Giancarlo Nicastro, CEO of SiiLA
The Covid-19 pandemic forced most companies to adapt their businesses quickly. Working from home was not a reality for the vast majority of organizations, and it now has become a regular thing for teams from the most varied areas of companies in a matter of a few days or weeks.
In this context came the challenges brought by the crisis generated by the spread of the virus. Companies needed to cut their budgets, fearing what the economic crisis would bring to their businesses and because they were unable to see the end of the pandemic, which now seems closer. At that first moment, even in the first months of isolation, many companies considered closing their headquarters and implementing a permanent remote work regime without hesitation.
Over a year has passed, and we are seeing the movement of many companies, which had abandoned their headquarters, returning to physical spaces or looking for new addresses for their broader and more flexible businesses. This trend shows us that the theory that offices would end did not materialize, and on the contrary, work environments have gained and will continue to be relevant for organizations.
We can see the translation of this market movement into numbers in SiiLA itself. Our advertising platform on SPOT for commercial real estate, offices and coworking spaces on the São Paulo-Rio axis is among the most accessed advertisements.
We can conclude that this return from companies to offices is mainly due to organizational and cultural aspects that the available technologies are not yet capable of delivering. Headquarters continue to be fundamental gears for companies, and the workspace, or workplace, will continue to be essential for the collaboration and dissemination of the organizational culture.
The pandemic proved that it is possible to innovate from a distance and that it is not going in person that dictates how much we are capable of being productive. However, several studies address the possible damage of working from home to our mental health.

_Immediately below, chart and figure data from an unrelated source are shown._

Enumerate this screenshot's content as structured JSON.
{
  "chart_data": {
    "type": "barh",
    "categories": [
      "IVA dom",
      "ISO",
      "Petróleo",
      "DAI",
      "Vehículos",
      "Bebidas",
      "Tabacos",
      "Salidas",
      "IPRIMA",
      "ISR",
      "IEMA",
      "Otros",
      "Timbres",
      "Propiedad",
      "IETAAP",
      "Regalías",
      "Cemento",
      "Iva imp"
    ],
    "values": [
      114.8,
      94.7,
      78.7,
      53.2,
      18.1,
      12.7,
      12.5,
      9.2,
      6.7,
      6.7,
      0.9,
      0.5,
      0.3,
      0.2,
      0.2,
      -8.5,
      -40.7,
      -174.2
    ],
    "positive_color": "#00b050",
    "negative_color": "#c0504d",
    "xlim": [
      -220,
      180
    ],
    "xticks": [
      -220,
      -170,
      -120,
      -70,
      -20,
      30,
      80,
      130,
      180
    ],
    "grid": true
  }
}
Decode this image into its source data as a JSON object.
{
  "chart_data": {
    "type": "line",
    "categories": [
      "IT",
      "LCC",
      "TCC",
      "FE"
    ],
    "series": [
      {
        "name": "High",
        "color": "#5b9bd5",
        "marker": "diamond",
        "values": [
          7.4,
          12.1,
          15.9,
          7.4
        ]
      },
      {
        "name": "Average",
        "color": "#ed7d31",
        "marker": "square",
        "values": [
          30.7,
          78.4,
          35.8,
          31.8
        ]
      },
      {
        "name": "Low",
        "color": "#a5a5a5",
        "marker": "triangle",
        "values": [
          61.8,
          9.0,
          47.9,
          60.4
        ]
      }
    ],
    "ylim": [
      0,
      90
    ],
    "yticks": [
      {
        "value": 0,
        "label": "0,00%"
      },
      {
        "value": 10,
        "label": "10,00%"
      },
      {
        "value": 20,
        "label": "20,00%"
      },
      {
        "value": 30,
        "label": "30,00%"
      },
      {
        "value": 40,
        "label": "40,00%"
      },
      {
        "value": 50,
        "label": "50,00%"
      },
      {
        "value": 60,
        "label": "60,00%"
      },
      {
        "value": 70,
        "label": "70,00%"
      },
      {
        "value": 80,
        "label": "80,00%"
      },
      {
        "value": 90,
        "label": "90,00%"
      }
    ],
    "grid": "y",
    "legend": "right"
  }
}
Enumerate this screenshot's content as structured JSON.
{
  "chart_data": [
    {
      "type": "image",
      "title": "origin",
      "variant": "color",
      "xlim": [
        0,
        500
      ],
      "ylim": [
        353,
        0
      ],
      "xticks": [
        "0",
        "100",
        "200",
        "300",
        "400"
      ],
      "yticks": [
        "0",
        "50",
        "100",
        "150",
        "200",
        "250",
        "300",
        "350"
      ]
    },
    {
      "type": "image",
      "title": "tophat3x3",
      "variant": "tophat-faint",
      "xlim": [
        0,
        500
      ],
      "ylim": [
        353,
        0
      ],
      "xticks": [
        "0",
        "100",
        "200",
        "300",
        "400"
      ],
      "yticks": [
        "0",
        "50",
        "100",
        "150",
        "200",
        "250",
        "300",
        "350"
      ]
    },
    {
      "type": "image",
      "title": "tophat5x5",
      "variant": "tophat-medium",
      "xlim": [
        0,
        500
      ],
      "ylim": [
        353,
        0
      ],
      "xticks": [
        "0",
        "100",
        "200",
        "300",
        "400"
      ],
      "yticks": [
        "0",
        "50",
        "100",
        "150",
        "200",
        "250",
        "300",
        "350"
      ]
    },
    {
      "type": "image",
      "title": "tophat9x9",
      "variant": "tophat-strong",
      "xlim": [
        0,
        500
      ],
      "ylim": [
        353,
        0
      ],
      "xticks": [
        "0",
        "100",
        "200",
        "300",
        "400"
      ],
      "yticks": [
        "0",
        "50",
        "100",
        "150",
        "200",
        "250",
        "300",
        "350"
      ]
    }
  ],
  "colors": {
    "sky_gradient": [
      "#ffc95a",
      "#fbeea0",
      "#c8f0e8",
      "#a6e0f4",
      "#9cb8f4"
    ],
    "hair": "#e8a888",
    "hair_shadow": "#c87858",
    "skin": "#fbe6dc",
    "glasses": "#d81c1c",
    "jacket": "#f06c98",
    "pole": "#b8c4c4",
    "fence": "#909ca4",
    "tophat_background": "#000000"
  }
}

We have faced this daily during the pandemic, with the excess of videoconferences.
We, who have been following the Real Estate market at SiiLA for many years, had already seen that many companies that tested the work-at-home model even before the pandemic concluded that remote work could not meet all the demands organizational.
We need a long period of isolation to conclude that when we are together, the conditions to surpass ourselves, generate new ideas and business are exponentially greater. Videoconferencing platforms are still far away – and how good, to replace eye-to-eye moments of relaxed teams and nostalgic conversations in the hallway in company cafes.
For all these reasons, we believe that the future of offices will add challenges to recruiters and Human Resources (HR) professionals in attracting, retaining talent, and engaging their employees in hybrid work. HRs will have to develop strategies and solutions for friendlier workplaces, which tend to be more informal, with open spaces and definitely without the attachment of fixed workstations.
Offices tend to become a piece of employees' homes. We will have more and more companies adopting pet-friendly policies, loosening dress code models and flexible start and end work journeys for employees to carry out their working hours in a combined way between working from home and on-site models - which will give the option to escape the peak hours of traffic in large capitals, ensuring healthier routines to combine work and personal life according to your needs.
Companies will need to respond to the new needs of employees and the growing demand for work environments capable of providing more and more well-being for teams, which are also attractive, flexible, balancing the seriousness of the corporate world with the necessary relaxation for innovation to happen. I believe that the workplace of the future will combine what is best and convenient in work at home with work in the office, uniting collaboration and achievement.